The actress opened up about her career-defining year for ELLE magazine's latest cover story. And though she had many successes to speak on—including her Emmy Award-winning portrayal of Rue Bennett on HBO's Euphoria and her highly anticipated upcoming film, Malcolm & Marie she also got candid about how the United States' divisive cultural and political climate affects her.
"It feels like a very hopeless time, specifically in this country. I know a lot of my peers feel enraged and exhausted and tired of living and growing up in a system that feels like it wasn't built for us," said Zendaya in conversation with her Dune costar, Timothée Chalamet. "At this moment in time, it is hard to find joy and beauty in things, and I really think that is important. Right now, we as Black people need to embrace joy and not let it be taken away from us."
The actress continued, explaining that throwing herself into creative projects and her work has helped her retain her personal joy throughout the year.
"I experience moments of joy when I'm able to create art and be involved in projects that I connect to deeply, whether it be Euphoria or Malcolm & Marie, the movie I shot during quarantine with [Euphoria creator] Sam Levinson. Another thing that gives me joy is seeing people's responses to my work. With Euphoria, it's been incredibly moving to see how people connected to what Sam has written. I've heard so many beautiful stories about addiction and recovery, and that brings me hope," said the actress.

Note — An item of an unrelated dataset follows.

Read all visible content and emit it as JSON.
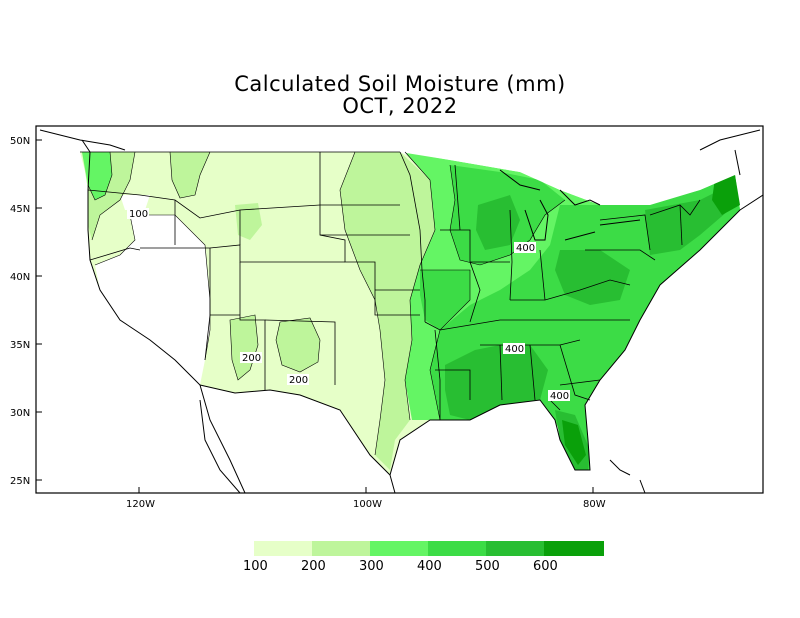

Zendaya added that outside of personal fulfillment, witnessing her friends and peers speak out about America's tangled history with systemic racism and injustice has also renewed her hope that brighter days are ahead.
"I find hope in my peers, the people who are out there on the streets doing the work—people I admire and I go to for advice and information on what's happening, so that I can make sure I'm using my platform in the most strategic way I can to help," said Zendaya. "There is so much hope in young people, and when I say young people, I do mean myself—people my own age—but I also mean younger. These really young kids are so smart and have such a clear understanding and plan for how they want this world to change."